Le plein emploi
Je suis frappé de constater à quel point la République, au lieu de mobiliser les Français pour l’emploi, les oblige à croire que le plein emploi est une chimère. Pourtant il a déjà existé, il existe dans d’autres lieux de la planète, même si c’est de façon très fragile, et des idées neuves apparaissent pour le réaliser.
Le plein emploi d’hier
À la Libération résonnait le défi énoncé par Lord Beveridge : « le plein emploi dans une société libre ». La société capitaliste s’assignait cet objectif face à la société collectiviste qui réalisait un plein emploi sur la base de la négation du marché et du combat contre « l’ennemi de classe ».
Le problème majeur est : comment conjuguer progrès de productivité et emploi
La garantie étatique des coûts et du débouché, quelles que soient la qualité et l’efficacité des productions, aboutissait à un échec profond du socialisme sur le terrain du progrès technologique comme de la démocratie.
Le secret du plein emploi dans la société capitaliste d’après-guerre reposait sur trois éléments permettant de le résoudre.
Des normes sociales se sont inscrites dans les gestions d’entreprises
À partir de valeurs communes, les acteurs sociaux et politiques ont soumis le conflit capital – travail au respect de règles conjuguant justice et efficacité.
Le contrat de travail est une relation de subordination, mais en contrepartie le travailleur salarié et sa famille ont été protégés face aux effets de la maladie, du licenciement, et ont disposé de droits pour la retraite. Dans l’entreprise, un compromis social qualifié de « fordien » s’est établi. En contrepartie des gains de productivité, le salaire et le niveau de sécurité sociale ont augmenté. L’élévation de l’offre du produit a trouvé ainsi un débouché de masse. Nous avons connu alors un formidable progrès de la reconnaissance du travail salarié, et avec lui de la société de consommation.

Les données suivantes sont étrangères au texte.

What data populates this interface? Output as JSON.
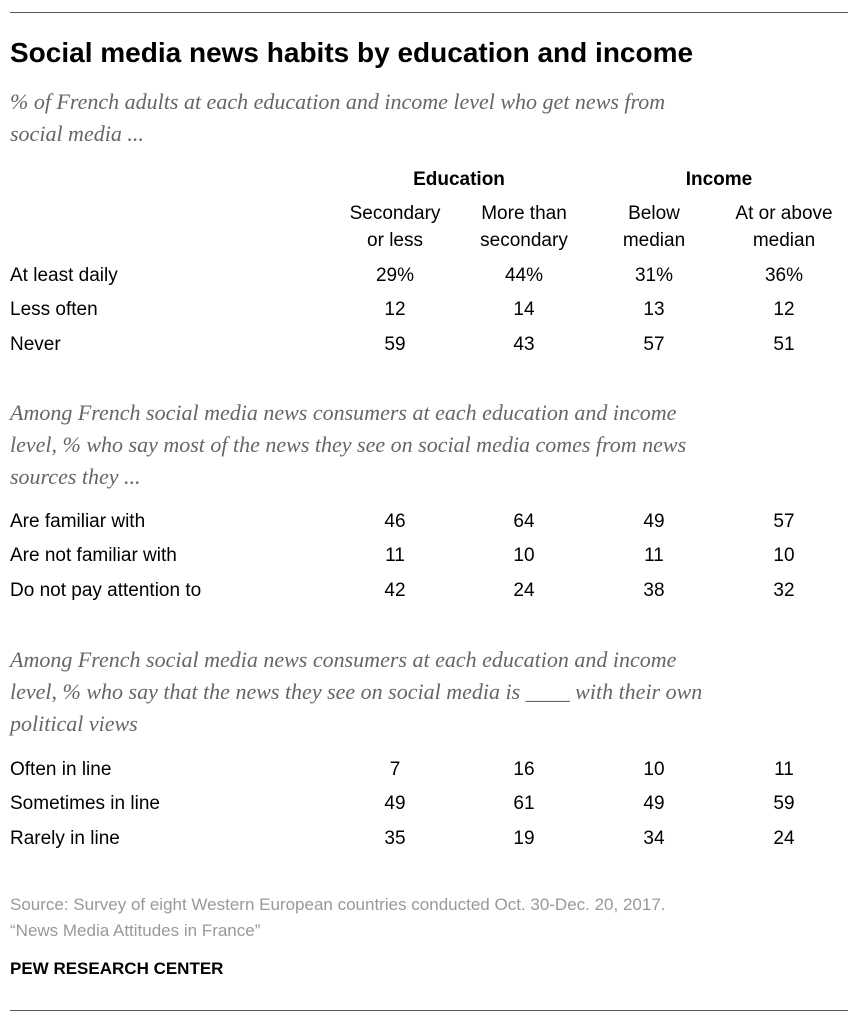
{
  "header": {
    "title": "Social media news habits by education and income",
    "subtitle": [
      "% of French adults at each education and income level who get news from",
      "social media ..."
    ]
  },
  "table": {
    "groups": [
      "Education",
      "Income"
    ],
    "columns": [
      [
        "Secondary",
        "or less"
      ],
      [
        "More than",
        "secondary"
      ],
      [
        "Below",
        "median"
      ],
      [
        "At or above",
        "median"
      ]
    ],
    "sections": [
      {
        "rows": [
          {
            "label": "At least daily",
            "values": [
              "29%",
              "44%",
              "31%",
              "36%"
            ]
          },
          {
            "label": "Less often",
            "values": [
              "12",
              "14",
              "13",
              "12"
            ]
          },
          {
            "label": "Never",
            "values": [
              "59",
              "43",
              "57",
              "51"
            ]
          }
        ]
      },
      {
        "intro": [
          "Among French social media news consumers at each education and income",
          "level, % who say most of the news they see on social media comes from news",
          "sources they ..."
        ],
        "rows": [
          {
            "label": "Are familiar with",
            "values": [
              "46",
              "64",
              "49",
              "57"
            ]
          },
          {
            "label": "Are not familiar with",
            "values": [
              "11",
              "10",
              "11",
              "10"
            ]
          },
          {
            "label": "Do not pay attention to",
            "values": [
              "42",
              "24",
              "38",
              "32"
            ]
          }
        ]
      },
      {
        "intro": [
          "Among French social media news consumers at each education and income",
          "level, % who say that the news they see on social media is ____ with their own",
          "political views"
        ],
        "rows": [
          {
            "label": "Often in line",
            "values": [
              "7",
              "16",
              "10",
              "11"
            ]
          },
          {
            "label": "Sometimes in line",
            "values": [
              "49",
              "61",
              "49",
              "59"
            ]
          },
          {
            "label": "Rarely in line",
            "values": [
              "35",
              "19",
              "34",
              "24"
            ]
          }
        ]
      }
    ]
  },
  "footer": {
    "source": [
      "Source: Survey of eight Western European countries conducted Oct. 30-Dec. 20, 2017.",
      "“News Media Attitudes in France”"
    ],
    "org": "PEW RESEARCH CENTER"
  }
}
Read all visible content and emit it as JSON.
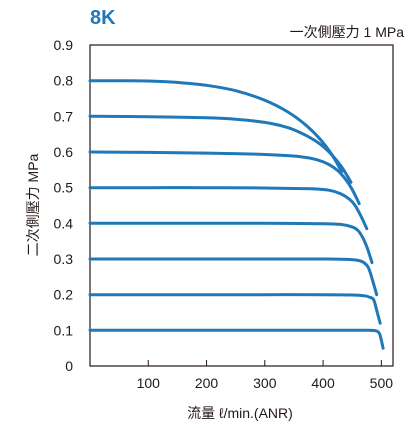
{
  "colors": {
    "series": "#1f78b9",
    "title": "#1f78b9",
    "axis": "#231815",
    "text": "#231815"
  },
  "chart_data": {
    "type": "line",
    "title": "8K",
    "subtitle": "一次側壓力 1 MPa",
    "xlabel": "流量  ℓ/min.(ANR)",
    "ylabel": "二次側壓力 MPa",
    "xlim": [
      0,
      520
    ],
    "ylim": [
      0,
      0.9
    ],
    "xticks": [
      100,
      200,
      300,
      400,
      500
    ],
    "xtick_labels": [
      "100",
      "200",
      "300",
      "400",
      "500"
    ],
    "yticks": [
      0,
      0.1,
      0.2,
      0.3,
      0.4,
      0.5,
      0.6,
      0.7,
      0.8,
      0.9
    ],
    "ytick_labels": [
      "0",
      "0.1",
      "0.2",
      "0.3",
      "0.4",
      "0.5",
      "0.6",
      "0.7",
      "0.8",
      "0.9"
    ],
    "grid": false,
    "legend": "none",
    "series": [
      {
        "x": [
          0,
          100,
          200,
          300,
          400,
          450,
          470,
          480,
          490,
          497,
          503
        ],
        "y": [
          0.1,
          0.1,
          0.1,
          0.1,
          0.1,
          0.1,
          0.1,
          0.1,
          0.099,
          0.09,
          0.05
        ]
      },
      {
        "x": [
          0,
          100,
          200,
          300,
          400,
          450,
          470,
          480,
          487,
          493,
          498
        ],
        "y": [
          0.2,
          0.2,
          0.2,
          0.2,
          0.2,
          0.199,
          0.197,
          0.193,
          0.185,
          0.15,
          0.12
        ]
      },
      {
        "x": [
          0,
          100,
          200,
          300,
          400,
          440,
          460,
          470,
          478,
          485,
          492
        ],
        "y": [
          0.3,
          0.3,
          0.3,
          0.3,
          0.3,
          0.299,
          0.296,
          0.29,
          0.275,
          0.24,
          0.2
        ]
      },
      {
        "x": [
          0,
          100,
          200,
          300,
          400,
          430,
          450,
          460,
          468,
          476,
          484
        ],
        "y": [
          0.4,
          0.4,
          0.4,
          0.4,
          0.399,
          0.397,
          0.39,
          0.38,
          0.36,
          0.33,
          0.29
        ]
      },
      {
        "x": [
          0,
          100,
          200,
          300,
          380,
          410,
          430,
          445,
          455,
          465,
          475
        ],
        "y": [
          0.5,
          0.5,
          0.5,
          0.499,
          0.497,
          0.493,
          0.483,
          0.468,
          0.45,
          0.42,
          0.385
        ]
      },
      {
        "x": [
          0,
          100,
          200,
          300,
          360,
          390,
          410,
          425,
          438,
          450,
          462
        ],
        "y": [
          0.6,
          0.599,
          0.597,
          0.593,
          0.587,
          0.578,
          0.565,
          0.548,
          0.525,
          0.495,
          0.455
        ]
      },
      {
        "x": [
          0,
          100,
          200,
          250,
          300,
          340,
          370,
          395,
          415,
          432,
          448
        ],
        "y": [
          0.7,
          0.699,
          0.696,
          0.692,
          0.683,
          0.668,
          0.647,
          0.622,
          0.592,
          0.558,
          0.515
        ]
      },
      {
        "x": [
          0,
          100,
          150,
          200,
          250,
          300,
          340,
          370,
          395,
          415,
          432
        ],
        "y": [
          0.8,
          0.799,
          0.795,
          0.787,
          0.772,
          0.745,
          0.712,
          0.676,
          0.636,
          0.593,
          0.545
        ]
      }
    ]
  }
}
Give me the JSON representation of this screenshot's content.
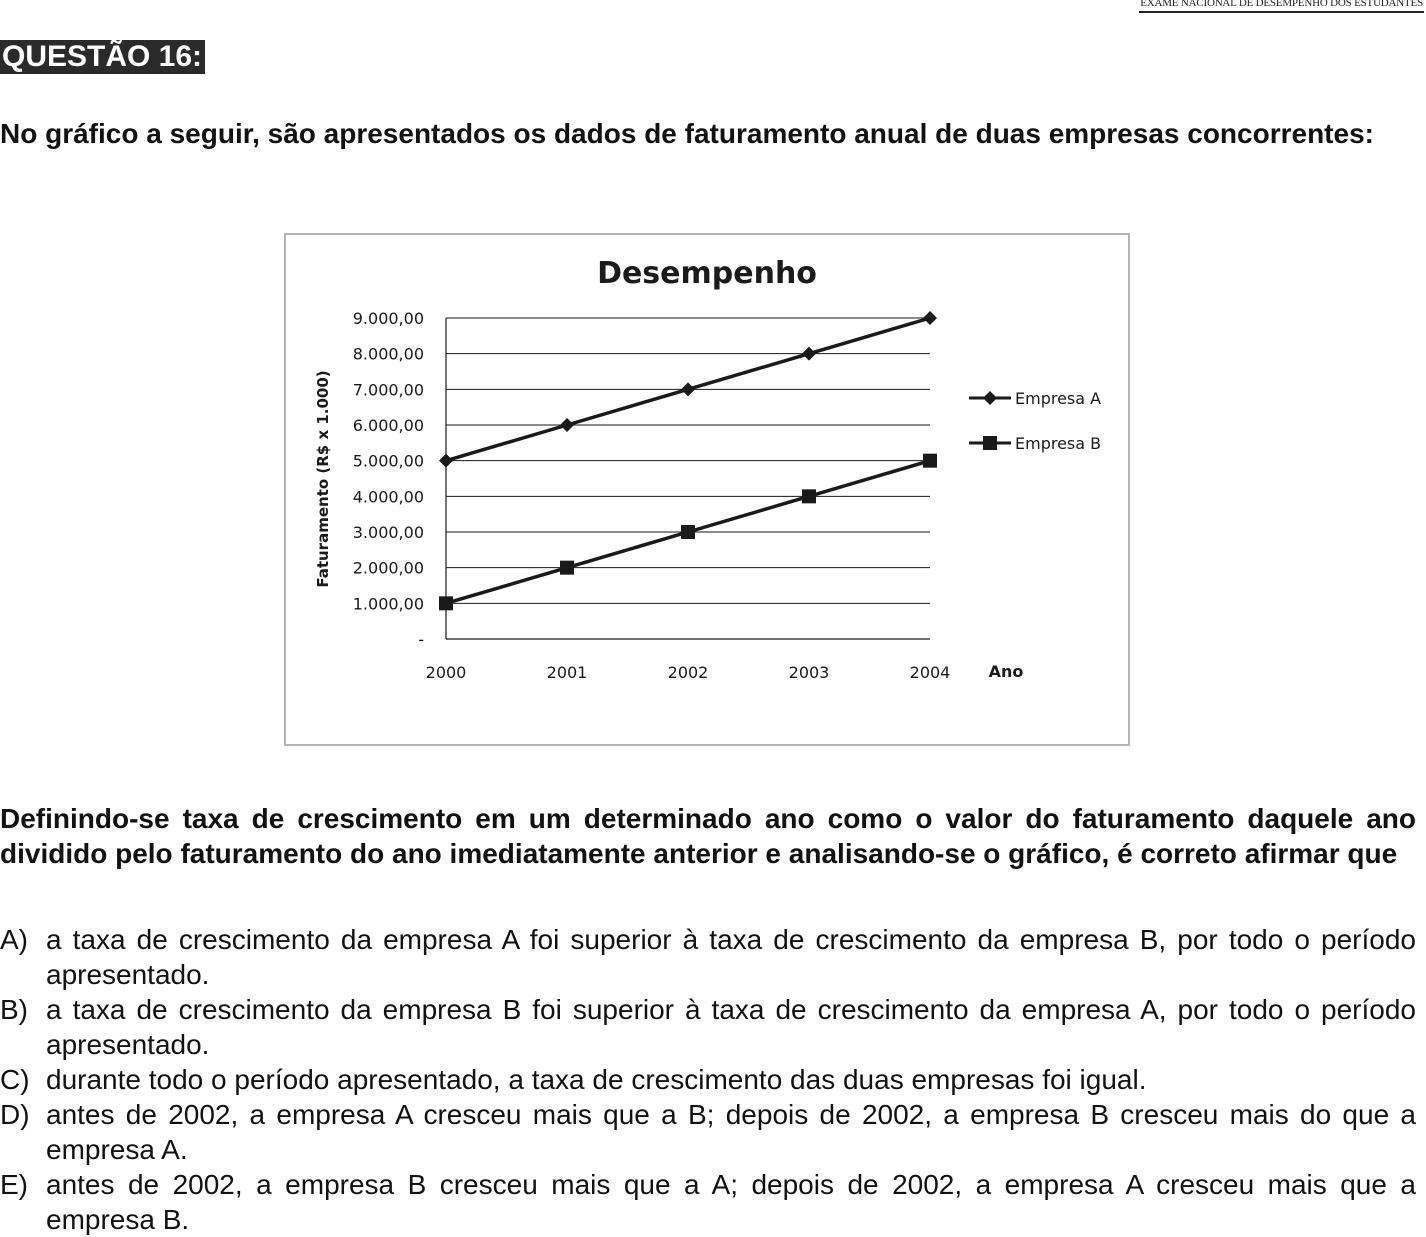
{
  "header": {
    "exam_name": "EXAME NACIONAL DE DESEMPENHO DOS ESTUDANTES"
  },
  "question": {
    "label": "QUESTÃO 16:",
    "intro": "No gráfico a seguir, são apresentados os dados de faturamento anual de duas empresas concorrentes:",
    "stem": "Definindo-se taxa de crescimento em um determinado ano como o valor do faturamento daquele ano dividido pelo faturamento do ano imediatamente anterior e analisando-se o gráfico, é correto afirmar que",
    "options": [
      {
        "letter": "A)",
        "text": "a taxa de crescimento da empresa A foi superior à taxa de crescimento da empresa B, por todo o período apresentado."
      },
      {
        "letter": "B)",
        "text": "a taxa de crescimento da empresa B foi superior à taxa de crescimento da empresa A, por todo o período apresentado."
      },
      {
        "letter": "C)",
        "text": "durante todo o período apresentado, a taxa de crescimento das duas empresas foi igual."
      },
      {
        "letter": "D)",
        "text": "antes de 2002, a empresa A cresceu mais que a B; depois de 2002, a empresa B cresceu mais do que a empresa A."
      },
      {
        "letter": "E)",
        "text": "antes de 2002, a empresa B cresceu mais que a A; depois de 2002, a empresa A cresceu mais que a empresa B."
      }
    ]
  },
  "chart_data": {
    "type": "line",
    "title": "Desempenho",
    "xlabel": "Ano",
    "ylabel": "Faturamento (R$ x 1.000)",
    "x": [
      "2000",
      "2001",
      "2002",
      "2003",
      "2004"
    ],
    "ylim": [
      0,
      9000
    ],
    "yticks": [
      0,
      1000,
      2000,
      3000,
      4000,
      5000,
      6000,
      7000,
      8000,
      9000
    ],
    "ytick_labels": [
      "-",
      "1.000,00",
      "2.000,00",
      "3.000,00",
      "4.000,00",
      "5.000,00",
      "6.000,00",
      "7.000,00",
      "8.000,00",
      "9.000,00"
    ],
    "grid": true,
    "legend": "right",
    "series": [
      {
        "name": "Empresa A",
        "values": [
          5000,
          6000,
          7000,
          8000,
          9000
        ],
        "marker": "diamond",
        "color": "#1a1a1a"
      },
      {
        "name": "Empresa B",
        "values": [
          1000,
          2000,
          3000,
          4000,
          5000
        ],
        "marker": "square",
        "color": "#1a1a1a"
      }
    ]
  }
}
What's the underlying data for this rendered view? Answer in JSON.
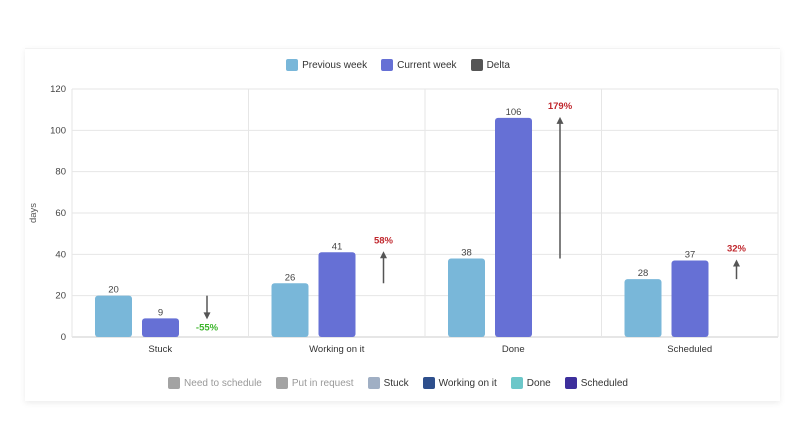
{
  "chart_data": {
    "type": "bar",
    "categories": [
      "Stuck",
      "Working on it",
      "Done",
      "Scheduled"
    ],
    "series": [
      {
        "name": "Previous week",
        "values": [
          20,
          26,
          38,
          28
        ],
        "color": "#79b7d9"
      },
      {
        "name": "Current week",
        "values": [
          9,
          41,
          106,
          37
        ],
        "color": "#6670d5"
      }
    ],
    "delta": {
      "name": "Delta",
      "labels": [
        "-55%",
        "58%",
        "179%",
        "32%"
      ],
      "directions": [
        "down",
        "up",
        "up",
        "up"
      ],
      "color": "#555555",
      "down_color": "#3cb52b",
      "up_color": "#c0272d"
    },
    "ylabel": "days",
    "ylim": [
      0,
      120
    ],
    "yticks": [
      "0",
      "20",
      "40",
      "60",
      "80",
      "100",
      "120"
    ],
    "grid": true,
    "legend_position": "top-center"
  },
  "filters": [
    {
      "label": "Need to schedule",
      "color": "#a3a3a3",
      "active": false
    },
    {
      "label": "Put in request",
      "color": "#a3a3a3",
      "active": false
    },
    {
      "label": "Stuck",
      "color": "#a0afc4",
      "active": true
    },
    {
      "label": "Working on it",
      "color": "#2e4f8c",
      "active": true
    },
    {
      "label": "Done",
      "color": "#6cc7c9",
      "active": true
    },
    {
      "label": "Scheduled",
      "color": "#3d2f9c",
      "active": true
    }
  ]
}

L’État national a organisé des politiques de croissance durable
La séquence « les profits d’aujourd’hui font les investissements de demain et les emplois d’après-demain » n’a fonctionné que sous la houlette d’un État keynésien incitateur et régulateur.
Administrant le secteur bancaire et financier, propriétaire d’entreprises, l’État a financé la recherche, l’éducation et les investissements non rentables, et relevé la profitabilité des investissements privés (subventions, dissuasion de la thésaurisation et de la rente, effet de levier du crédit…). Il a facilité le « déversement » des travailleurs des campagnes vers les usines, accompagné le travail libéré par la machine vers de nouveaux lieux d’activités.
Les responsabilités ont été réparties entre des partenaires sociaux
Le régime de plein emploi a reposé sur une très forte délégation et séparation des pouvoirs, surtout en France. Le patron gère, l’État organise les conditions collectives de la croissance, les salariés sont représentés par des syndicats forts qui luttent pour les droits sociaux mais ne participent pas à la gestion.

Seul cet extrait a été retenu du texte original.